The National Treasury published the Draft Taxation Laws Amendment Bill, 2020 (Draft Tax Bill) for public comment.
By Joon Chong, partner, and Wesley Grimm, associate at Webber Wentzel
One of the more contentious proposals in the Draft Tax Bill relates to the ability of people emigrating from South Africa to access amounts in their pension preservation fund, provident preservation fund and retirement annuity fund (retirement funds) when they leave.
In accordance with the policy decision to phase out “financial emigration” for exchange control purposes, which was announced in the 2020 Budget Speech, National Treasury and the South African Revenue Service (SARS) have proposed to amend the definitions of the terms “pension preservation fund”, “provident preservation fund” and “retirement annuity fund”.
South Africans emigrating for exchange control purposes are currently able to make pre-retirement lump sum withdrawals from the retirement funds if they financially emigrate for exchange control purposes in accordance with the process prescribed by the South African Reserve Bank.

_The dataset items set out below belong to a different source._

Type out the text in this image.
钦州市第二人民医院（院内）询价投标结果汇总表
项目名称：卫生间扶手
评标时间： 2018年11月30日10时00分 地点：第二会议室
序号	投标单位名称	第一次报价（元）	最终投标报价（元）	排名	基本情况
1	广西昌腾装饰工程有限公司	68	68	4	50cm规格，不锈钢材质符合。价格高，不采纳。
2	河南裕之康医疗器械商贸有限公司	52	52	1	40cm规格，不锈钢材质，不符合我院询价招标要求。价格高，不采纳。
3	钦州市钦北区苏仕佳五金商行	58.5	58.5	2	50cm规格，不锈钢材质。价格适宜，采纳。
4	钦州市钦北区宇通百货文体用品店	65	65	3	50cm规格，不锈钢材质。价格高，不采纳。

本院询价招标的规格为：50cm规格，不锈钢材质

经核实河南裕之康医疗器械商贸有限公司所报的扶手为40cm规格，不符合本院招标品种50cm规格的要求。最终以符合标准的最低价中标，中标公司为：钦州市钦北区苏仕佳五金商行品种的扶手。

The proposal in the Draft Tax Bill is for the payment of lump sum benefits from retirement funds to only be permissible when a member of a retirement fund ceases to be a South African resident and such member has remained non-tax resident for at least three consecutive years or longer (three-year rule). The three-year rule will impact all persons who are members of retirement funds and require immediate access to their retirement funds upon emigration.
The effect of the three-year rule is that members of retirement funds who emigrate will have to wait for a period of at least three years before they may access their pre-retirement lump sum benefits. This will cause financial hardship for people, who may need these funds to start a new life in the destination country.
The proposed three-year rule also poses other practical problems, including that it does not consider the position of retirement fund members who financially emigrate shortly before it commences. Those who have started the financial emigration process but have not completed it by 1 March 2021 – the proposed commencement date of the three-year rule – will also be prejudiced.
A further practical issue is that the 3-year rule makes retirement annuity funds more unattractive as retirement savings vehicles.
The reason for this is that members of retirement annuity funds will have to wait three years to access to their retirement benefits, whereas members of pension preservation and provident preservation funds may access certain pre-retirement benefits once prior to retirement and members of pension and provident funds may make a pre-retirement lump-sum withdrawal upon termination of their employment relationships.
The most puzzling feature of the three-year rule is its arbitrariness. In South Africa, a person is considered to be a South African tax resident where that person is either ordinarily resident in South Africa or is deemed to be tax resident by complying with the threshold requirements of the physical presence test.
The three-year rule does not reconcile to either the ordinary resident test or the physical presence test and is, in fact, at odds with the definition of resident in the Income Tax Act, 1962 (Income Tax Act). The three-year rule also creates a misalignment with other provisions in the Income Tax Act that give rise to immediate tax consequences when people cease being a tax resident in South Africa.
Although the three-year rule was proposed to modernise the foreign exchange control process, it is unrefined and raises the above practical issues (amongst others) which must be urgently addressed.
If the three-year rule was intended to create a better reporting arrangement in respect of which SARS may be assured that a person is emigrating from South Africa, and has permission to live somewhere else, we recommend that enhanced administrative processes, similar to a SARS audit process, be undertaken before allowing the retirement funds to be released in whole at the relevant tax rates.
This would align with the way that the existing exchange control process administered by the South African Reserve Bank functions.
The three-year rule is not an equivalent reporting arrangement, and is prejudicial especially bearing in mind that these funds are often needed for beginning a new life in the destination country, and the volatility of the Rand which may lead to a further erosion of the value by the time the funds are received.
Furthermore, in our view, the existing exchange control emigration process cannot be abolished within five months to align with the proposed commencement of the three-year rule on 1 March 2021.
We recommend that National Treasury refrain from promulgating the three-year rule until all the practical issues regarding its implementation have been resolved.